Kilcer stressed that planting a higher rate of seeds/acre does not increase yield but does increase lodging. Smaller stems have a higher percent rind that is mostly indigestible lignin. Milk/ton was maximized in their replicated trials at slightly above 60,000 seeds/acre in 7.5-inch row planted with an air drill.
Quoting Kilcer again: “Don’t let a pushy seed salesperson tell you different. You and your crop will pay the price otherwise.”
There are several ways to achieve the above. The best may be planting with an air drill directly into 7.5-inch rows. According to Kilcer, each seed is index-planted so it produces uniform stands. In both triticale and forage sorghum, placing each seed precisely (like with corn) maximizes yield and minimizes lodging. Most drills are a controlled dump, lacking this degree of accuracy. The clump of crowded seed causes an increasing circle of lodging, knocking over plants next to the clump. Adding insult to injury, cranking the drill down to 4 lbs. seed/acre, like most varieties need to be planted at, results in planting non-viable, sorghum flour.
Adding something like cracked corn at the same rate as the sorghum, and then planting double the pounds/acre, helps get around this, but having an accurately indexed drill planting each seed individually is best. An alternative is to take a 15-inch corn planter and put in Milo plates and set it for 30,000 seeds/acre. Set the draw bar four inches to one side. Planting up the field, then coming on the same tire tracks, will make two rows that total 60,000 seeds/acre on eight-inch rows with each seed single-planted.
Kilcer stressed the need to adjust both the forward and back set of planter units so they are planting the right amount.
Planting sorghum after triticale harvest works well, following three to six tons of very high-quality dry matter triticale silage. After the haylage harvest, it’s go time, growing season-wise. Soil is then warm, so the sorghum can jump out of the ground. But, quoting Kilcer again, “Do not no-till sorghum into triticale stubble like we do corn, as allelopathy will wipe out or severely decimate the sorghum stand. The allelopathic compounds from the winter grain are in the top inch that affect the sorghum germination. Working the top inch will break down the allelopathy and eliminate that problem. Some farms apply manure and immediately work the top inch to capture the nitrogen while breaking down allelopathy, and then plant a day or so later, after the resulting ammonia reacts with the soil.”

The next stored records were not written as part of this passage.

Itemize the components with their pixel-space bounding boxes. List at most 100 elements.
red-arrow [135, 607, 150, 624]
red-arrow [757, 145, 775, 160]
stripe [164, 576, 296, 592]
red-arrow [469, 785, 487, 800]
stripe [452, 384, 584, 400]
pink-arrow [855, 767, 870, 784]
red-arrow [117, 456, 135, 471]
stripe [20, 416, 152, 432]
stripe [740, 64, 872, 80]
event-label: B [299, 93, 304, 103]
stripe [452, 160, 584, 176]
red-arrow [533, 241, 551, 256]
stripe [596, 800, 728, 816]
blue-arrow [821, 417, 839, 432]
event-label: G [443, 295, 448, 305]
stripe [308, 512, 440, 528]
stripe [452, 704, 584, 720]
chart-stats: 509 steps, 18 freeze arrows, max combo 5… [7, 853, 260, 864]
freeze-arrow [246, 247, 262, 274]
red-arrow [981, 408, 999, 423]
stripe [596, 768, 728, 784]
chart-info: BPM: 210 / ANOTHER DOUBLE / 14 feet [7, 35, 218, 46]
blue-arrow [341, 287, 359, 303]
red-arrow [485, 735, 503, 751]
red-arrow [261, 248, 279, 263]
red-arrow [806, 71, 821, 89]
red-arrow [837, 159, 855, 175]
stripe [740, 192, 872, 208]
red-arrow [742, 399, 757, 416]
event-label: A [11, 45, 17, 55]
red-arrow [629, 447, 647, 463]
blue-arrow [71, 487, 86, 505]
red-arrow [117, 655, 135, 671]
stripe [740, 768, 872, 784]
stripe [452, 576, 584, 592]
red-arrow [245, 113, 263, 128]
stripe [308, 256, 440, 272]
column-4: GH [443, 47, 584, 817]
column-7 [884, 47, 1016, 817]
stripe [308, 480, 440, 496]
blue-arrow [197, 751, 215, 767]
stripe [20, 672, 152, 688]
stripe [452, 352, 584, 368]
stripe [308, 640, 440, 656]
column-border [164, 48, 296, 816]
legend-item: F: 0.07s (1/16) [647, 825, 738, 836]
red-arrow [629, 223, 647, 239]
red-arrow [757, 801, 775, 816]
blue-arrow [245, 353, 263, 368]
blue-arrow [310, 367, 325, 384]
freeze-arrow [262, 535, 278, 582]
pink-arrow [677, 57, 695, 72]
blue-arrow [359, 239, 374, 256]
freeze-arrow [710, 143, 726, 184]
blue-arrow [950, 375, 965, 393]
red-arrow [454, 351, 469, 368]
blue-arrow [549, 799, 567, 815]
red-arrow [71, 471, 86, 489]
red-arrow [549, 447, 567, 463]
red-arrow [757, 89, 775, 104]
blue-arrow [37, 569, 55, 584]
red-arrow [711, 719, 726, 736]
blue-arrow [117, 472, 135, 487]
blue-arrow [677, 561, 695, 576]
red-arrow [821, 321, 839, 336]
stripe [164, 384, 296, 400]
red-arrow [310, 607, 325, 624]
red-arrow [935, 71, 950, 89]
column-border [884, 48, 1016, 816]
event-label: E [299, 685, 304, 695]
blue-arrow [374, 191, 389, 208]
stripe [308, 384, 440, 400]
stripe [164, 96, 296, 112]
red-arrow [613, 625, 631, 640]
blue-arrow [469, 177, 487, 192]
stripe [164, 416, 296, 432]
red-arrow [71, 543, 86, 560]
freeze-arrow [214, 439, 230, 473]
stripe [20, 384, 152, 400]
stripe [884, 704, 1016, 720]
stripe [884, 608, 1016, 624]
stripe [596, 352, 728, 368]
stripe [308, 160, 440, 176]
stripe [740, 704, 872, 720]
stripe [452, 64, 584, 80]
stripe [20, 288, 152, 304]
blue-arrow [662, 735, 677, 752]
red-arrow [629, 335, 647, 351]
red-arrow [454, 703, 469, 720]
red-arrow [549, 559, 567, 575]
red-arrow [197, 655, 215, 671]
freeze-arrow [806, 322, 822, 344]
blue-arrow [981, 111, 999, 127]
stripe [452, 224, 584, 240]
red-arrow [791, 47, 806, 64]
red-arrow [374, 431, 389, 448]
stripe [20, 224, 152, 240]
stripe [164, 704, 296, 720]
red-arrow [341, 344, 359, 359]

However, a major sorghum problem is grain present in silage systems. Kernels quickly get as hard as a shotgun shot, going through the animal undigested. Corn processors don’t solve this problem. Ag engineers are working on developing other processors, but Kilcer and his cohort takes a different approach: Male sterile (a trait producing no seed) produces crops with no hard seeds and low starch but very high water-soluble carbohydrates (sugar) of 28% – 30% (compared to corn’s 2% – 4% sugar). The major savings are canceled if the crop does not produce the same milk as corn silage.
The surprise was a university trial where corn silage was partially removed from the ration and brown midrib sterile sorghum (with delayed harvest to increase sugar levels) replaced the corn. Result: Milk production increased 8 lbs./cow, and components increased significantly. Male-sterile sorghum was a superior crop to corn silage for milk production!
Back in 2012, I learned of drought-related research Kilcer was conducting at Valatie. He invited me to tour his demonstration plots. In mid-July that year, I learned that his location had received only a half-inch of rainfall from June 1 to July 15. His corn stands had all shriveled up and died. His plots of sorghum, sorghum- sudangrass, millets and milo (all HCSAs) were unfazed by serious water shortage. If they could talk, they would have asked, “What drought?”
University of Texas research has shown that these crops survive on half the water corn requires.